Cette séparation va aussi donner lieu à une nouvelle activité, l’organisation des échanges, afin de rapprocher les producteurs des « consommateurs ». Cette activité, ce sera le commerce, que seuls des régions ou des pays ayant dépassé le simple stade de « chasse-cueillette » pouvait initier. Cet échange, rendue ‘techniquement’ possible du fait que certains produits n’exigeaient pas une consommation ou une utilisation immédiate (viande séchée ou fumée, conservée grâce à l’utilisation du feu ou du sel, silex servant d’outils, …), fut aussi rendue utile par le fait que les régions se livrant à des échanges avaient dépassé le seul seuil de subsistance.

Bien entendu, entre deux régions éloignées, les échanges n’étaient qu’épisodiques, et c’est au sujet de ces échanges qu’est venue la légende du troc qui aurait précédé la monnaie.

En fait, à l’intérieur d’une même région, dont les différents « processus » de production et les compétence de chacun étaient connus de tous, le troc n’a jamais vraiment existé. Le meunier n’a jamais échangé, sauf occasionnellement,  sa farine avec du pain, et le boulanger n’a jamais échangé avec son voisin tisseur du pain contre du tissu. De fait, on date le plus souvent l’invention de la monnaie de l’époque sumérienne, 3 ou 4 millénaires avant J.C., simultanément à l’invention de l’écriture et aux débuts de la comptabilité. Chaque ‘producteur’ notait sa production en excès, chaque ‘consommateur’ notait ce qu’il avait consommé (même si 90% de la production était auto-consommée, seul le « surplus » était échangé, ou fourni en offrande aux dieux, ou aux grands prêtres qui les représentaient).

Précisons aussi, à ce sujet, qu’en cette période les zones de vie et de production-consommation étaient très disséminées. Elles n’étaient parfois constituées que d’un habitat rassemblant au maximum quelques familles, parfois 2 ou 3 dizaines, et l’auto-production et les échanges internes étaient la règle, plutôt que l’exception. On évalue à cette époque, 3 ou 4000 ans avant J.C. la population mondiale à 120 millions d’individus, contre 250 millions à l’époque du Christ (dont 45 millions au Moyen-Orient, le « croissant fertile » méritant bien son nom : Perse, Sumer, Babylone, Phénicie, Egypte ayant été les sièges d’une civilisation déjà florissante dont les vestiges font partie des plus grandes merveilles du monde)
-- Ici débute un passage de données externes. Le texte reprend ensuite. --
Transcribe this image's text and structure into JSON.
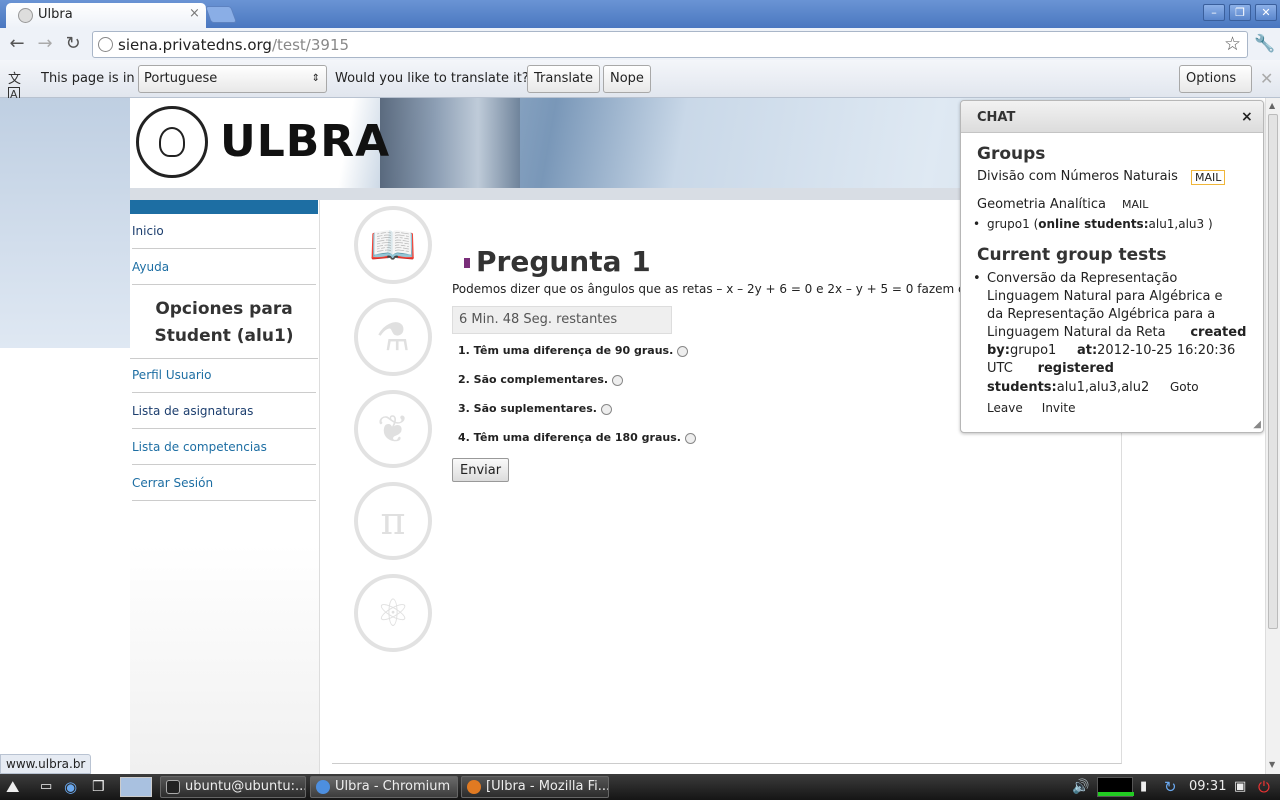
{
  "browser": {
    "tab_title": "Ulbra",
    "tab_close": "×",
    "url_host": "siena.privatedns.org",
    "url_path": "/test/3915"
  },
  "translate_bar": {
    "prefix": "This page is in",
    "language": "Portuguese",
    "question": "Would you like to translate it?",
    "translate_label": "Translate",
    "nope_label": "Nope",
    "options_label": "Options",
    "close": "✕"
  },
  "banner": {
    "logo_text": "ULBRA"
  },
  "sidebar": {
    "items": [
      {
        "label": "Inicio"
      },
      {
        "label": "Ayuda"
      },
      {
        "label": "Perfil Usuario"
      },
      {
        "label": "Lista de asignaturas"
      },
      {
        "label": "Lista de competencias"
      },
      {
        "label": "Cerrar Sesión"
      }
    ],
    "header": "Opciones para Student (alu1)"
  },
  "question": {
    "title": "Pregunta 1",
    "text": "Podemos dizer que os ângulos que as retas – x – 2y + 6 = 0 e 2x – y + 5 = 0 fazem com o eixo",
    "timer": "6 Min. 48 Seg. restantes",
    "options": [
      "1.  Têm uma diferença de 90 graus.",
      "2.  São complementares.",
      "3.  São suplementares.",
      "4.  Têm uma diferença de 180 graus."
    ],
    "submit_label": "Enviar"
  },
  "chat": {
    "title": "CHAT",
    "close": "×",
    "groups_heading": "Groups",
    "groups": [
      {
        "name": "Divisão com Números Naturais",
        "mail": "MAIL"
      },
      {
        "name": "Geometria Analítica",
        "mail": "MAIL"
      }
    ],
    "subgroup_name": "grupo1",
    "online_label": "online students:",
    "online_value": "alu1,alu3",
    "tests_heading": "Current group tests",
    "test": {
      "name_line1": "Conversão da Representação",
      "name_line2": "Linguagem Natural para Algébrica e",
      "name_line3": "da Representação Algébrica para a",
      "name_line4": "Linguagem Natural da Reta",
      "created_label": "created",
      "by_label": "by:",
      "by_value": "grupo1",
      "at_label": "at:",
      "at_value": "2012-10-25 16:20:36",
      "utc": "UTC",
      "registered_label": "registered",
      "students_label": "students:",
      "students_value": "alu1,alu3,alu2",
      "goto": "Goto",
      "leave": "Leave",
      "invite": "Invite"
    }
  },
  "status_bar": {
    "text": "www.ulbra.br"
  },
  "taskbar": {
    "tasks": [
      {
        "label": "ubuntu@ubuntu:..."
      },
      {
        "label": "Ulbra - Chromium"
      },
      {
        "label": "[Ulbra - Mozilla Fi..."
      }
    ],
    "clock": "09:31"
  },
  "colors": {
    "link": "#1d6ea3",
    "sidebar_bar": "#1d6ea3",
    "title_bullet": "#7a2e7a",
    "mail_border": "#f0b63a"
  }
}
Il est à penser qu’indépendamment de ce Moyen-Orient, la Chine et la Corée ont aussi été le site d’une économie ayant déjà dépassé elle aussi  le stade de la simple subsistance, au contraire du Japon, qui semble presque désert à cette époque.

Quoiqu’il en soit, il est certain qu’en ces temps lointains, on ne se préoccupait guère des prévisions de croissance et de savoir si la Demande allait être au rendez vous de la Production. On peut penser, cependant, que les premières techniques d’agriculture et d’élevage sont nés entre la Mésopotamie, l’actuel Irak, et l’Anatolie, l’actuelle Turquie, les premiers transports de marchandise par bateaux ayant été l’oeuvre des Phéniciens, qui ont créé, entre autres, la fameuse Carthage, longtemps rivale de Rome avant la série des trois guères puniques, perdues toutes par Carthage. Les écoliers savent sans doute encore que la deuxième guerre punique a vu la victoire éclatante de Scipion l’Africain et que la troisième et dernière a donné lieu à la défaite irrémédiable de Carthage illustrant la maxime prêtée à Caton : « Delenda es Carthago ».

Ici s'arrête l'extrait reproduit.